West Indies vs England 2017: 3rd ODI, 5 Talking Points
West Indies collapsed to their worst defeat at home in terms of runs to lose the series 3-0.
England crushed West Indies by 186 runs in the third and final ODI at Bridgetown to complete a series whitewash (3-0). The comeback man, Alex Hales, and the ever-reliable Joe Root, were the wreckers-in-chief with the bat as both of them scored hundreds, helping England post 328 on the board.
The Windies were never in the game as they lost 6 for 45 runs with Chris Woakes, Steven Finn and Liam Plunkett running havoc in the top order.
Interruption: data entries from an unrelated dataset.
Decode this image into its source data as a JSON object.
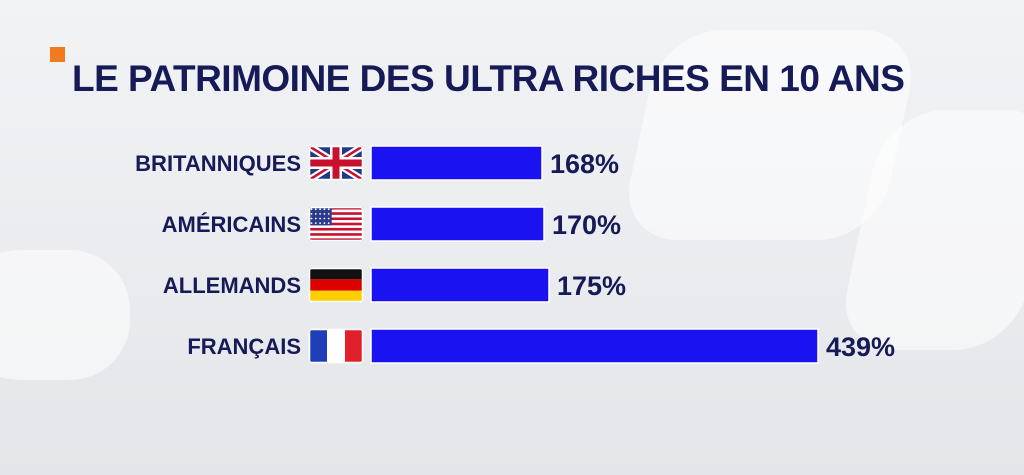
{
  "title": "LE PATRIMOINE DES ULTRA RICHES EN 10 ANS",
  "colors": {
    "bar": "#1a12f0",
    "text": "#161a56",
    "accent": "#f07a1e"
  },
  "chart_data": {
    "type": "bar",
    "orientation": "horizontal",
    "title": "LE PATRIMOINE DES ULTRA RICHES EN 10 ANS",
    "categories": [
      "BRITANNIQUES",
      "AMÉRICAINS",
      "ALLEMANDS",
      "FRANÇAIS"
    ],
    "values": [
      168,
      170,
      175,
      439
    ],
    "value_labels": [
      "168%",
      "170%",
      "175%",
      "439%"
    ],
    "flags": [
      "uk-flag-icon",
      "usa-flag-icon",
      "germany-flag-icon",
      "france-flag-icon"
    ],
    "unit": "%",
    "grid": false,
    "legend": "none"
  }
}
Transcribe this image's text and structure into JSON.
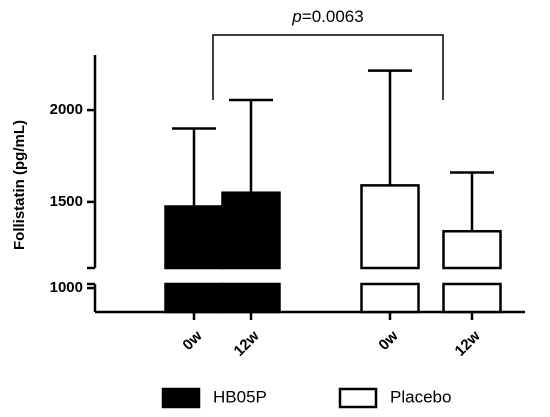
{
  "chart_data": {
    "type": "bar",
    "ylabel": "Follistatin (pg/mL)",
    "categories": [
      "0w",
      "12w",
      "0w",
      "12w"
    ],
    "series": [
      {
        "name": "HB05P",
        "color": "#000000",
        "values": [
          1475,
          1550,
          null,
          null
        ],
        "errors": [
          425,
          505,
          null,
          null
        ]
      },
      {
        "name": "Placebo",
        "color": "#ffffff",
        "values": [
          null,
          null,
          1590,
          1340
        ],
        "errors": [
          null,
          null,
          625,
          320
        ]
      }
    ],
    "ylim": [
      1140,
      2300
    ],
    "yticks": [
      1500,
      2000
    ],
    "lower_ylim": [
      870,
      1022
    ],
    "lower_yticks": [
      1000
    ],
    "annotation": {
      "italic": "p",
      "text": "=0.0063"
    },
    "legend": "bottom"
  }
}
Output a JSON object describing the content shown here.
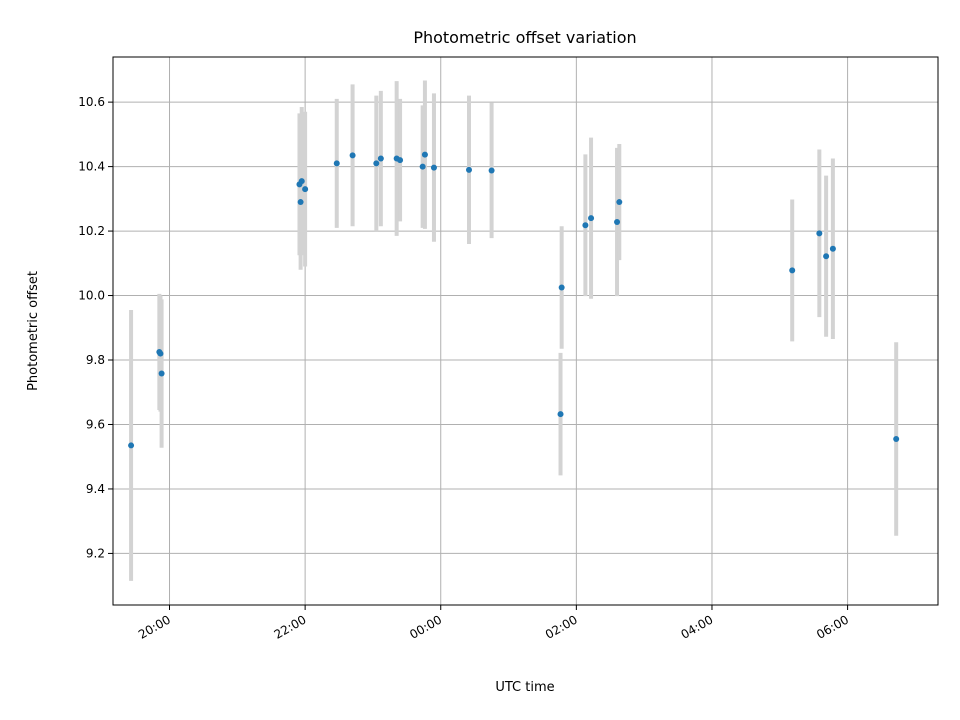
{
  "chart_data": {
    "type": "scatter",
    "title": "Photometric offset variation",
    "xlabel": "UTC time",
    "ylabel": "Photometric offset",
    "x_unit": "hours (UTC, 19:00 day 1 to 07:00 day 2)",
    "xlim": [
      "19:10",
      "07:20"
    ],
    "ylim": [
      9.04,
      10.74
    ],
    "x_ticks": [
      "20:00",
      "22:00",
      "00:00",
      "02:00",
      "04:00",
      "06:00"
    ],
    "y_ticks": [
      "9.2",
      "9.4",
      "9.6",
      "9.8",
      "10.0",
      "10.2",
      "10.4",
      "10.6"
    ],
    "grid": true,
    "colors": {
      "point": "#1f77b4",
      "errorbar": "#d3d3d3",
      "grid": "#b0b0b0"
    },
    "points": [
      {
        "time": "19:26",
        "y": 9.535,
        "err": 0.42
      },
      {
        "time": "19:51",
        "y": 9.825,
        "err": 0.18
      },
      {
        "time": "19:52",
        "y": 9.82,
        "err": 0.18
      },
      {
        "time": "19:53",
        "y": 9.758,
        "err": 0.23
      },
      {
        "time": "21:55",
        "y": 10.345,
        "err": 0.22
      },
      {
        "time": "21:56",
        "y": 10.29,
        "err": 0.21
      },
      {
        "time": "21:57",
        "y": 10.355,
        "err": 0.23
      },
      {
        "time": "22:00",
        "y": 10.33,
        "err": 0.24
      },
      {
        "time": "22:28",
        "y": 10.41,
        "err": 0.2
      },
      {
        "time": "22:42",
        "y": 10.435,
        "err": 0.22
      },
      {
        "time": "23:03",
        "y": 10.41,
        "err": 0.21
      },
      {
        "time": "23:07",
        "y": 10.425,
        "err": 0.21
      },
      {
        "time": "23:21",
        "y": 10.425,
        "err": 0.24
      },
      {
        "time": "23:24",
        "y": 10.42,
        "err": 0.19
      },
      {
        "time": "23:44",
        "y": 10.4,
        "err": 0.19
      },
      {
        "time": "23:46",
        "y": 10.437,
        "err": 0.23
      },
      {
        "time": "23:54",
        "y": 10.397,
        "err": 0.23
      },
      {
        "time": "00:25",
        "y": 10.39,
        "err": 0.23
      },
      {
        "time": "00:45",
        "y": 10.388,
        "err": 0.21
      },
      {
        "time": "01:46",
        "y": 9.632,
        "err": 0.19
      },
      {
        "time": "01:47",
        "y": 10.025,
        "err": 0.19
      },
      {
        "time": "02:08",
        "y": 10.218,
        "err": 0.22
      },
      {
        "time": "02:13",
        "y": 10.24,
        "err": 0.25
      },
      {
        "time": "02:36",
        "y": 10.228,
        "err": 0.23
      },
      {
        "time": "02:38",
        "y": 10.29,
        "err": 0.18
      },
      {
        "time": "05:11",
        "y": 10.078,
        "err": 0.22
      },
      {
        "time": "05:35",
        "y": 10.193,
        "err": 0.26
      },
      {
        "time": "05:41",
        "y": 10.122,
        "err": 0.25
      },
      {
        "time": "05:47",
        "y": 10.145,
        "err": 0.28
      },
      {
        "time": "06:43",
        "y": 9.555,
        "err": 0.3
      }
    ]
  }
}
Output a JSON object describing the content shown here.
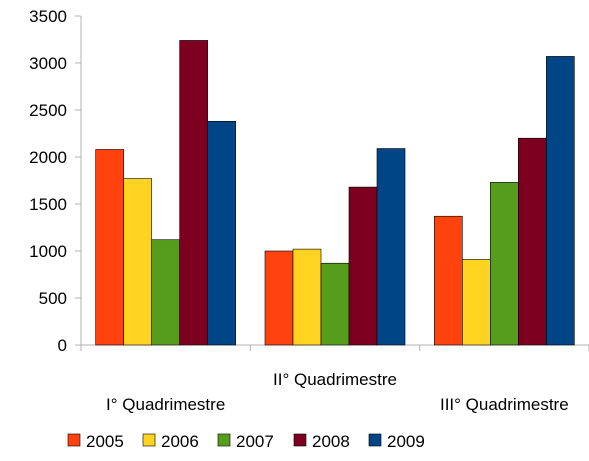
{
  "chart_data": {
    "type": "bar",
    "categories": [
      "I° Quadrimestre",
      "II° Quadrimestre",
      "III° Quadrimestre"
    ],
    "series": [
      {
        "name": "2005",
        "color": "#ff420e",
        "values": [
          2080,
          1000,
          1370
        ]
      },
      {
        "name": "2006",
        "color": "#ffd320",
        "values": [
          1770,
          1020,
          910
        ]
      },
      {
        "name": "2007",
        "color": "#579d1c",
        "values": [
          1120,
          870,
          1730
        ]
      },
      {
        "name": "2008",
        "color": "#7e0021",
        "values": [
          3240,
          1680,
          2200
        ]
      },
      {
        "name": "2009",
        "color": "#004586",
        "values": [
          2380,
          2090,
          3070
        ]
      }
    ],
    "ylim": [
      0,
      3500
    ],
    "yticks": [
      0,
      500,
      1000,
      1500,
      2000,
      2500,
      3000,
      3500
    ],
    "title": "",
    "xlabel": "",
    "ylabel": "",
    "grid": false,
    "legend_position": "bottom"
  }
}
Jonathan Carter once again rescued them from embarrassment, but as was the case right through the series, he was dismissed after a start as the hosts were bowled out for 142 in the 40th over.
West Indies, who are already out of the Champions Trophy this year due to their ninth place in the ICC rankings, did themselves no good as they lost the series 3-0. England, meanwhile, will look to carry this momentum forward in the multi-nation tournament in June.
Brief Scores: England 328/10 in 50 overs (Hales 110, Root 101, Joseph 4/76) beat West Indies 142/10 in 39.2 overs (Carter 46, Woakes 3/16, Plunkett 3/27)
Here are the talking points from the third and final ODI at Barbados:
#5 Rust-free Alex Hales puts Windies to the sword
Alex Hales had been suffering from a hand injury and was expected to recover only after this series. However, a quicker than expected rehabilitation saw him take the flight down to the Caribbean islands to play the final ODI.
And when he took to the crease, he showed no signs of rust. He played out the early overs which were difficult for batting with much grace. His temperament and composure stood out in the early part of his innings before his natural instinct to attack took over.
There was no stopping Hales from then on. He carted leg-spinner Devendra Bishoo for two fours and two sixes in a 22-run over as he raced to his fifth century in ODIs, becoming the fastest England player to the landmark. Hales dismissal triggered a collapse that saw England lose six wickets in the next ten overs.